Penggagas Petisi Koalisi Save Ibu Nuril mendatangi Kantor Staf Presiden di Jakarta,Senin, 19 November 2018
INFILTRASI - Koalisi Save Ibu Nuril siang ini menyambangi Kantor Staf Presiden (KSP) guna menyerahkan petisi permohonan pemberian amnesti kepada mantan guru honorer SMAN 7 Mataram Baiq Nuril Maknun. Mereka memohon amnesti kepada Presiden RI Joko Widodo.
Gerakan ini dimulai sejak Mahkamah Agung (MA) memvonis Nuril hukuman enam bulan penjara dan denda sebesar Rp500 juta. Padahal, Pengadilan Negeri Mataram menyatakan Nuril bebas atas dakwaan melanggar Undangan-Undang Informasi dan Transaksi Elektronik (ITE).
Keputusan itu disebut didukung keterangan ahli Teguh Arifiyadi, Kepala Subdit Penyidikan dan Penindakan pada Direktorat Keamanan Informasi Kemenkominfo.

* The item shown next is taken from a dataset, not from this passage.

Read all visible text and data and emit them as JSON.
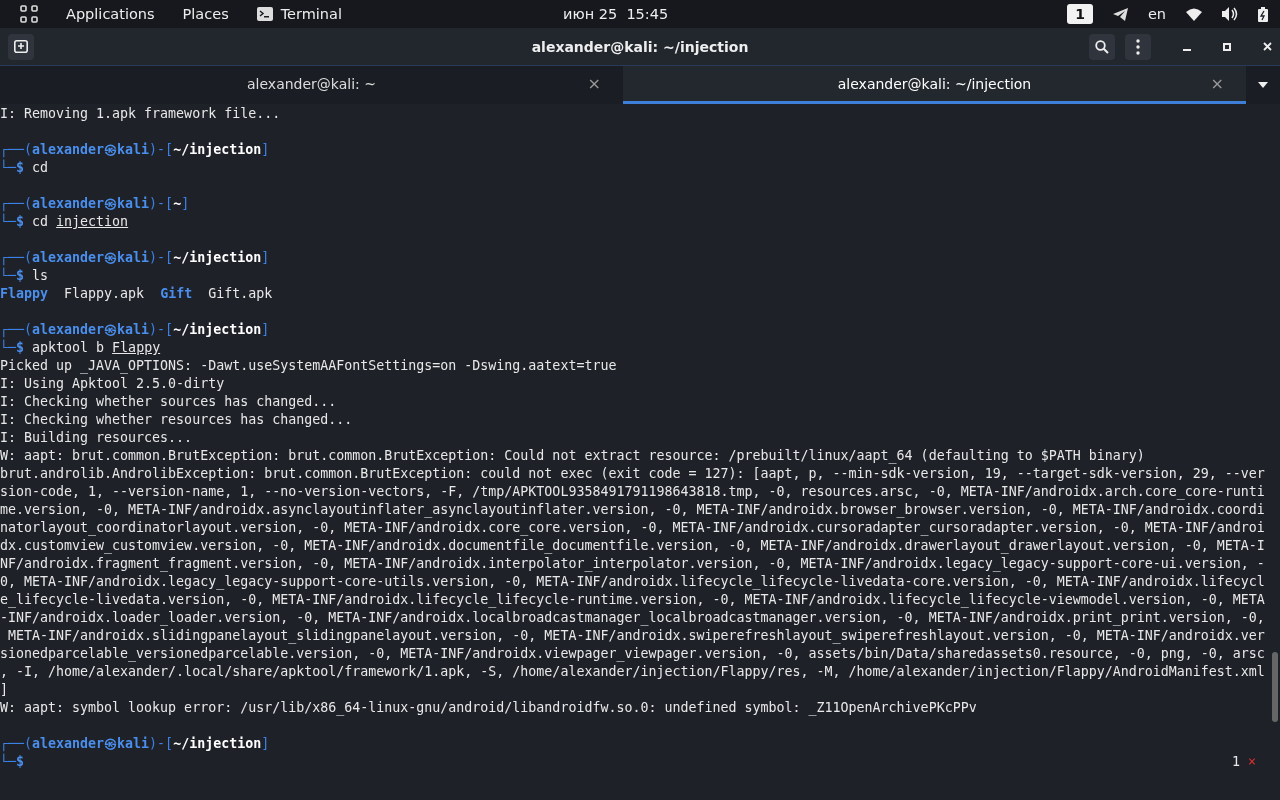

"Menurut Subdit IT dan cybercrime Ditpideksus Bareskrim Polri bukti rekaman tidak dapat dipastikan validitasnya. Putusan majelis hakim MA kegagalan melihat Nuril sebagai korban pelecehan seksual," ujar salah satu perwakilan koalisi, Direktur Direktur Pelaksana Institute for Criminal Justice Reform (ICJR) Erasmus Napitupulu, Senin (19/11).

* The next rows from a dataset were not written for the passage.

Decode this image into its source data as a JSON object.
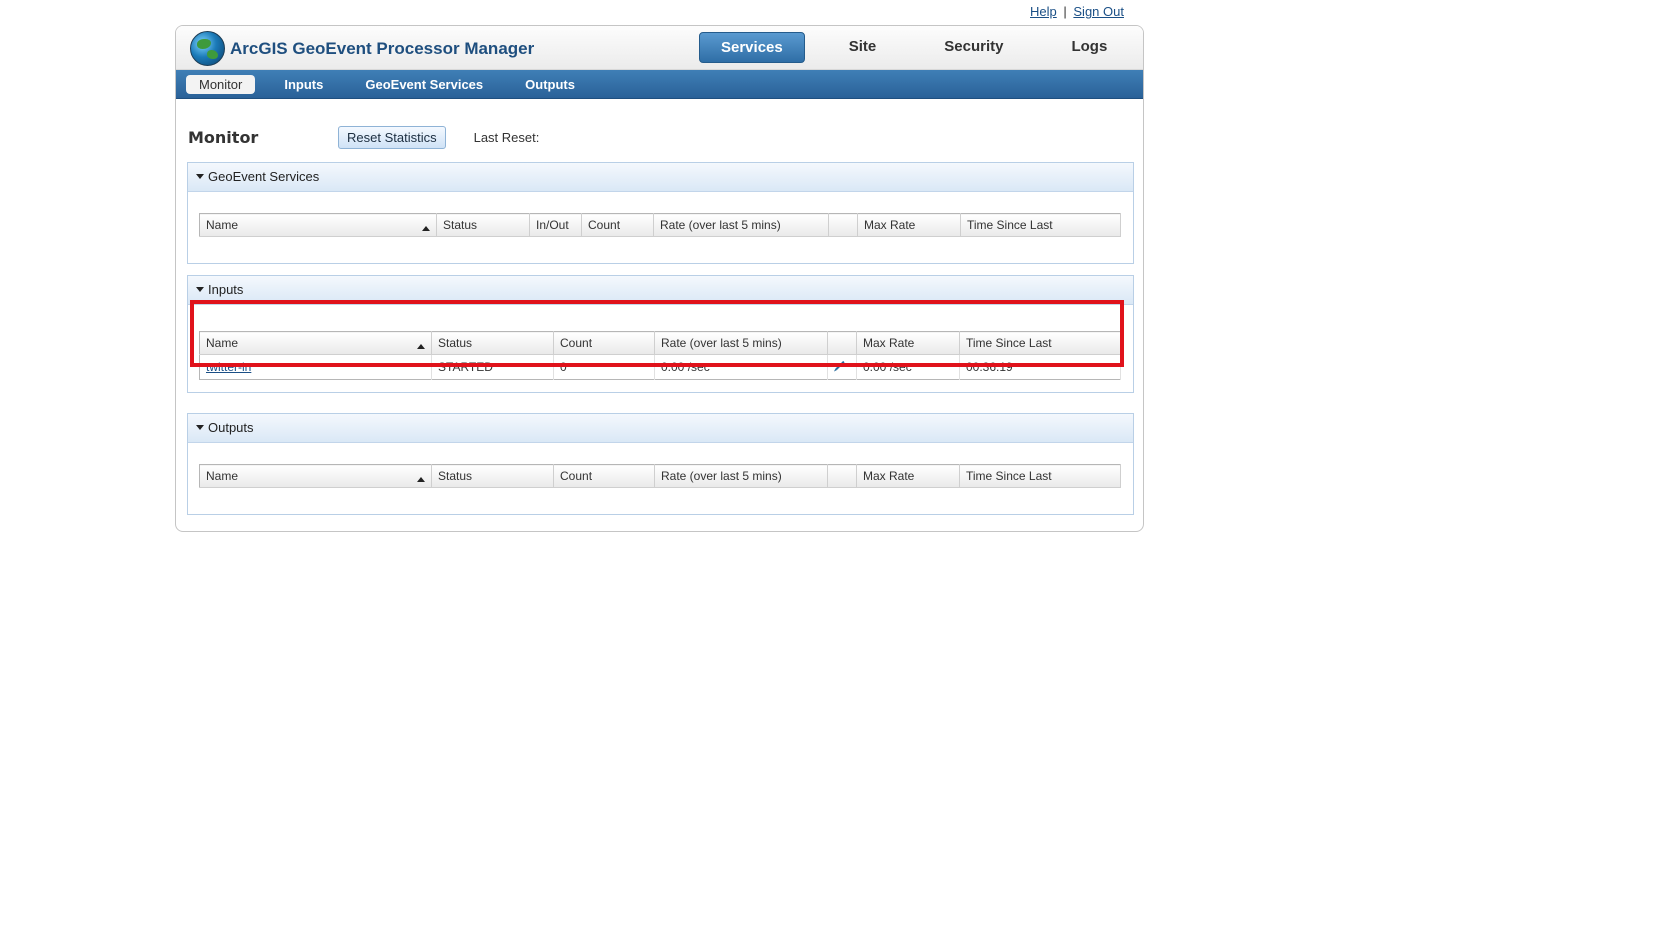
{
  "top_links": {
    "help": "Help",
    "separator": "|",
    "sign_out": "Sign Out"
  },
  "header": {
    "app_title": "ArcGIS GeoEvent Processor Manager",
    "nav": [
      {
        "label": "Services",
        "active": true
      },
      {
        "label": "Site",
        "active": false
      },
      {
        "label": "Security",
        "active": false
      },
      {
        "label": "Logs",
        "active": false
      }
    ]
  },
  "subnav": [
    {
      "label": "Monitor",
      "active": true
    },
    {
      "label": "Inputs",
      "active": false
    },
    {
      "label": "GeoEvent Services",
      "active": false
    },
    {
      "label": "Outputs",
      "active": false
    }
  ],
  "monitor": {
    "title": "Monitor",
    "reset_button": "Reset Statistics",
    "last_reset_label": "Last Reset:"
  },
  "panels": {
    "geoevent_services": {
      "title": "GeoEvent Services",
      "columns": [
        "Name",
        "Status",
        "In/Out",
        "Count",
        "Rate (over last 5 mins)",
        "",
        "Max Rate",
        "Time Since Last"
      ]
    },
    "inputs": {
      "title": "Inputs",
      "columns": [
        "Name",
        "Status",
        "Count",
        "Rate (over last 5 mins)",
        "",
        "Max Rate",
        "Time Since Last"
      ],
      "rows": [
        {
          "name": "twitter-in",
          "status": "STARTED",
          "count": "0",
          "rate": "0.00 /sec",
          "max_rate": "0.00 /sec",
          "time_since_last": "00:36:19"
        }
      ]
    },
    "outputs": {
      "title": "Outputs",
      "columns": [
        "Name",
        "Status",
        "Count",
        "Rate (over last 5 mins)",
        "",
        "Max Rate",
        "Time Since Last"
      ]
    }
  },
  "colors": {
    "highlight": "#e0121b",
    "rate_green": "#1a8a1a",
    "accent": "#2f6ea6"
  }
}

Ahli dari Komisioner Komisi Anti Kekerasan Terhadap Perempuan Sri Nurherwati, tutur Erasmus, juga menyatakan Nuril berhak merekam pembicaraan bersama mantan atasannya, eks Kepala Sekolah SMAN 7 Mataram, Muslim.
Muslim sebab ia korban kekerasan seksual di tempat kerja.
Erasmus menginisiasikan petisi melalui change.org guna meminta Presiden Joko Widodo memberikan amnesti kepada Nuril. Dalam sehari, 80 ribu orang mendukung petisi itu.
Pemberian amnesti, kata Erasmus, dinilai bukan bentuk intervensi presiden atas hukum. Hal itu, sambungnyam, tercantum dalam Pasal 14 UUD 1945 dan UU Darurat Nomor 11 Tahun 1954 tentang Amnesti dan Abolisi.
"Perlu kami tegaskan amnesti bukan bentuk intervensi presiden terhadap proses peradilan pidana. Melalui amnesti, presiden menegaskan komitmen melindungi perempuan dari kekerasan," ucap Erasmus.
Sementara itu di Mataram, Nusa Tenggara Barat, Baiq Nuril didampingi kuasa hukumnya mendatangi Mapolda NTB guna melaporkan Muslim.
Muslim adalah sosok yang memidanakan Baiq lantaran rekaman perbincangan telepon dirinya dengan sang bawahan menyebar. Dalam rekaman tersebut, Muslim membicarakan perihal hubungan seksual dengan bukan istrinya lewat telepon ke Baiq.
Pada putusan tingkat pertama, majelis hakim PN Mataram yang terdiri atas Albertus Usada, Ranto Indra Karta, dan Ferdinand M Leander memutuskan Baiq Nuril bebas karena tidak terbukti bersalah seperti yang didakwakan jaksa penuntut umum pada 12 Juni 2017.
Namun, jaksa penuntut umum Ida Ayu Putu Camundi Dewi mengajukan kasasi ke Mahkamah Agung. Hasilnya, majelis hakim kasasi yang terdiri atas Sri Murwahyuni, Maruap Dohmatiga Pasaribu, dan Eddy Army memutuskan sebaliknya.
Dalam vonis yang diputuskan 26 September 2018 itu, Baiq dinyatakan bersalah dan divonis enam bulan penjara serta pidana denda Rp500 juta.
Selain melaporkan balik Muslim ke polisi, tim pengacara Baiq Nuril mengaku pihaknya melakukan segenap cara untuk membebaskan kliennya. Pertama adalah rencana pengajuan Peninjauan Kembali (PK), meminta penundaan eksekusi ke Kejaksaan Agung, dan juga memohon amnesti kepada Presiden RI Joko Widodo.